BMW Australia head of product planning Shawn Ticehurst has revealed the extent of the decline in diesel passenger car demand, forcing the brand to start culling the fuel type from several models after former best sellers lost their title.
Speaking at the national media launch of the seventh-generation 5 Series in Adelaide this week, Mr Ticehurst confirmed that in the 1 Series range the 118d had shifted from best to lowest seller, while in the 3 Series line-up the 320d had been usurped by the 330i and even the pricey petrol flagship 340i.
“(There is) a market shift to petrols now that we’re seeing across all segments, except SUVs,” he noted.
“We’ve seen in 3 Series that diesel was previously the best seller, it used to be 320d now it’s 330i. On 1 Series it used to be 118d and now 125i. The 118d is now the least selling variant. With 3 Series (the) 340i has done quite well now.
“So we’ve seen that switch.” Mr Ticehurst said the move away from diesel-engined passenger cars started “three or four years ago” as petrol engines became more fuel efficient.
It has now led BMW Australia to forecast that the top-selling new-gen 5 Series variant will be the entry petrol 530i and not the entry diesel 520d that previously snared 41 per cent of volume, but has fallen to a forecast 30 per cent.
The 528i replacement, meanwhile, is tipped to rise from 24 per cent of sales previously, to 40 per cent this year.
“There was a point where we launched a whole new generation of diesel engines that were really good, and power was up, torque was strong, fuel economy was still there,” he recalled.
“We’ve now gone through this whole switch with all our petrol engines that are newer generations, and this is the first time that 5 Series gets those new engines.

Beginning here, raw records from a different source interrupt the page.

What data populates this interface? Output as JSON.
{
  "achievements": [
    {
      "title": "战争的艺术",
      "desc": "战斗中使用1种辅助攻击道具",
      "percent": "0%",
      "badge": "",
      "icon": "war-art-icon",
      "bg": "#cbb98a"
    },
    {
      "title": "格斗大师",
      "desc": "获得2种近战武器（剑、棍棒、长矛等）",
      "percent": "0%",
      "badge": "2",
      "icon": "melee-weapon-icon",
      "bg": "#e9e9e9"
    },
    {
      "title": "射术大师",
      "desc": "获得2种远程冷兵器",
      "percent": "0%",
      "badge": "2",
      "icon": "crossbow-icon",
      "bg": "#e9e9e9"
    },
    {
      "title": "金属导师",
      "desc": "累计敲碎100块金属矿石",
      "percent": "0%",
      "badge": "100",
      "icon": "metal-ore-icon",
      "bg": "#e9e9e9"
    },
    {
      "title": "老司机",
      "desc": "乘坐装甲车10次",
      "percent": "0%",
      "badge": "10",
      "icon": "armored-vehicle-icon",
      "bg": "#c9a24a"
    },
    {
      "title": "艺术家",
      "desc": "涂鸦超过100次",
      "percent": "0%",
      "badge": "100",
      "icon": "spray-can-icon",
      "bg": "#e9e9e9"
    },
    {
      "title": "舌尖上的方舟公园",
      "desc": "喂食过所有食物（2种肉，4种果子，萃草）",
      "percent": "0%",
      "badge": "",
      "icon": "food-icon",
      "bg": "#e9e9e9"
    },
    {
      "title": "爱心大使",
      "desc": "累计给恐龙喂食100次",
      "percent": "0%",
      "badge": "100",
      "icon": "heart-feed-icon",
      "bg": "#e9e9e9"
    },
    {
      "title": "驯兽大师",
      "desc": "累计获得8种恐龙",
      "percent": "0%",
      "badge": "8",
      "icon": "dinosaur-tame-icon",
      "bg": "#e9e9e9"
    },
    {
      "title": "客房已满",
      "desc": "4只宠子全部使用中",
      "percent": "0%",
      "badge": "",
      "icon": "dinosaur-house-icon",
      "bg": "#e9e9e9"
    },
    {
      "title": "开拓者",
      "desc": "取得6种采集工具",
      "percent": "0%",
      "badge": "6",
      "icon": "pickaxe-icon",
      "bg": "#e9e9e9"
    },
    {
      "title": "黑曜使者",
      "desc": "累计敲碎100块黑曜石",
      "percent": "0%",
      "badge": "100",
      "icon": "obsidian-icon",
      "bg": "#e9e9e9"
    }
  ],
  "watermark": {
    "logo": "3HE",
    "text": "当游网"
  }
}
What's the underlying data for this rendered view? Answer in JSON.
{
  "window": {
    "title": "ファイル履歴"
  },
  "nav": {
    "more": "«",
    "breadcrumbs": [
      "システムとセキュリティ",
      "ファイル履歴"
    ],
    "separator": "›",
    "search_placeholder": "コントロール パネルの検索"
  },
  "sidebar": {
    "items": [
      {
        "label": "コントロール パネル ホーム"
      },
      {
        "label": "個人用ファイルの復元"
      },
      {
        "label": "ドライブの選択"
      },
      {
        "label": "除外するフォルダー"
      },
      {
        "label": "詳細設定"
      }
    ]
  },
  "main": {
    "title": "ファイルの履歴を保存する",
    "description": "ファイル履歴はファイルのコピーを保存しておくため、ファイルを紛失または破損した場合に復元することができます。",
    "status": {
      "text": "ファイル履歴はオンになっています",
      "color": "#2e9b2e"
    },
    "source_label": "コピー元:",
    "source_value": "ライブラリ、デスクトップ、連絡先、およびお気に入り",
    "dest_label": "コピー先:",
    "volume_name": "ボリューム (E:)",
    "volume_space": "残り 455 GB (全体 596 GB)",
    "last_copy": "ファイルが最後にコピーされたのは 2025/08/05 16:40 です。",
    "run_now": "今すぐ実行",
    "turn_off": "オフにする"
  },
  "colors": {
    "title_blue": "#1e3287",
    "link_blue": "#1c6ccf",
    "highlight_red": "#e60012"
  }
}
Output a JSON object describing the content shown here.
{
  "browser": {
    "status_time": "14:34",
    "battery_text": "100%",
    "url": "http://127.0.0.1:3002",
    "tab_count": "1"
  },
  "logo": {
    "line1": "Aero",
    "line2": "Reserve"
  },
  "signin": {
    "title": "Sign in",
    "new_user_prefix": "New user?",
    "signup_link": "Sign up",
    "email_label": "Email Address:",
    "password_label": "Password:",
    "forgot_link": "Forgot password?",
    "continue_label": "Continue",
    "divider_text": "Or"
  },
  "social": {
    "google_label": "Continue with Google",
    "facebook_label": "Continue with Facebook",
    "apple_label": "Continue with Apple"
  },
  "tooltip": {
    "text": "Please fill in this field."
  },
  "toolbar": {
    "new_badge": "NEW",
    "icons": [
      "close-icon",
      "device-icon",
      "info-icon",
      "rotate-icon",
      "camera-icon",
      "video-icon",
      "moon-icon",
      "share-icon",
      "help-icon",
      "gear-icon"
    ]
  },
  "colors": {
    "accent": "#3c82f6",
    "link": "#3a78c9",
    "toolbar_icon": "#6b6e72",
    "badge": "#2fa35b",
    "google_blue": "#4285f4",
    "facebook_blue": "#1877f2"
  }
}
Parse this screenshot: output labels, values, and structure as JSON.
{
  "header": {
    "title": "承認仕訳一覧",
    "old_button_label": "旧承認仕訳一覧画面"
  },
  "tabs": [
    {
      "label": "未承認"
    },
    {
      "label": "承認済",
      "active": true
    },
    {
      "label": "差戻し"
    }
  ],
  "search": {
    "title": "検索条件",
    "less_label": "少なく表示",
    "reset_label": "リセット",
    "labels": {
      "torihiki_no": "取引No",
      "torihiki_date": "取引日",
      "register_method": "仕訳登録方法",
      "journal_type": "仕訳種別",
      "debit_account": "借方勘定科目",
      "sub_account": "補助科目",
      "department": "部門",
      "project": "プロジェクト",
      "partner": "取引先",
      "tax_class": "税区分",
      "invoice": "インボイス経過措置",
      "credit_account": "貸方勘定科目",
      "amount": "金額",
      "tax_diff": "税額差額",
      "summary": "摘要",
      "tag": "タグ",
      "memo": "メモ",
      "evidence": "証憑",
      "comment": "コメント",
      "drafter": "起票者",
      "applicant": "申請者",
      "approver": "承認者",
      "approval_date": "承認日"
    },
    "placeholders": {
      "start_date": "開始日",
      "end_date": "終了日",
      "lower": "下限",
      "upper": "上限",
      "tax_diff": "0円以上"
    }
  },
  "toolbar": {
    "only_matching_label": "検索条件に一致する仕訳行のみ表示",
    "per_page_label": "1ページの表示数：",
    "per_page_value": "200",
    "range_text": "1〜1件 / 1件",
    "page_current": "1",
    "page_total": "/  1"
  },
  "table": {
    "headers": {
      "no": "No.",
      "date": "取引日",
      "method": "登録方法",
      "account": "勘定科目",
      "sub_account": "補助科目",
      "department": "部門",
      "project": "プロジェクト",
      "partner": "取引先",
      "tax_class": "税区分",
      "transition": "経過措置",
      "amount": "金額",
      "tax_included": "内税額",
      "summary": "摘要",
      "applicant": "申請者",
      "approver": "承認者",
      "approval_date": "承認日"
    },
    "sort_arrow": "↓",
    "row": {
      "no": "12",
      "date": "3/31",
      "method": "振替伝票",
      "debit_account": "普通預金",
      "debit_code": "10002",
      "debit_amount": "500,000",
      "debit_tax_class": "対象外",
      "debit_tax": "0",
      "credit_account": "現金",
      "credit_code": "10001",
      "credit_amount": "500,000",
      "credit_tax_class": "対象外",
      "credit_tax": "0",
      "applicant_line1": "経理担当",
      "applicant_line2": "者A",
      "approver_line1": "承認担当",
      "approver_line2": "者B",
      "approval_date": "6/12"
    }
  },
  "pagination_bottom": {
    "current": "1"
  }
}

“The other thing too is the way that we’ve structured the range now is that with a few of the option packages that people might want with 520d … by the time you add those things you go, well, I’ll take the 530i unless you really want a diesel.” With the previous-generation 5 Series, the 520d’s claimed combined cycle fuel consumption of 5.2 litres per 100 kilometres was 1.3L/100km thriftier than the petrol 528i. However, compared with the latter’s 530i replacement in the new generation, the gap has actually extended to 1.5L/100km, diesel to petrol.
Mr Ticehurst further linked the diesel decline to issues not only surrounding Volkswagen’s ‘dieselgate’ emissions-cheating scandal, but global news that could have tainted the fuel’s image in Australia.
“People who are in the know in the car industry are starting to read things about countries like France banning diesels,” he noted.
“If people are really reading this stuff, they might be thinking ‘oh I shouldn’ t buy diesel’. Others will say ‘nope, I love my diesel’.” Asked whether he could see a time when BMW Australia phased out diesel from its passenger car range, the head of product planning replied: “Not in the near future, but...
“We’ve still got buyers who like them, still some rural buyers who do long drives where fuel economy and all that is brilliant,” he added.
But the move to reduce diesel availability in certain model lines has already started, Mr Ticehurst also confirmed.
“In the next few years I expect we’ll still offer a diesel 3 Series, diesel 5 Series, diesel 1 Series, but we are now starting to drop them from things like 2 Series and 4 Series coupes and convertibles because we were just seeing the market change,” he said.
But Mr Ticehurst does not see the plug-in hybrid as usurping the role of the diesel in the market, despite petrol fuel consumption that at times can be half that of the equivalent entry diesel model.
“As we always say to people, it’s horses for courses on this one,” he explained.
“If you do city commuting a plug-in hybrid makes perfect sense. If you do highway driving then frankly a diesel is what you should be buying, because you won’t get the benefits out of a plug-in hybrid.
“Where a combustion engine in peak-hour traffic is at its least efficient – diesel, petrol, whatever – a plug-in hybrid is at its most efficient. I think diesels will play a role yet.” In Australia in 2016, private-buyer diesel passenger car sales dropped by 29.5 per cent from 9418 to 6641 units. Non-private buyers did not turn away to the same degree, with sales falling 4.1 per cent from 14,429 to 13,841 units.
Meanwhile petrol passenger car sales fell by 10.2 per cent in the private sector, and grew by 1.4 per cent in the non-private sector. At the same time, diesel SUV sales dropped by 4.1 per cent private, and soared by 26.1 per cent non-private.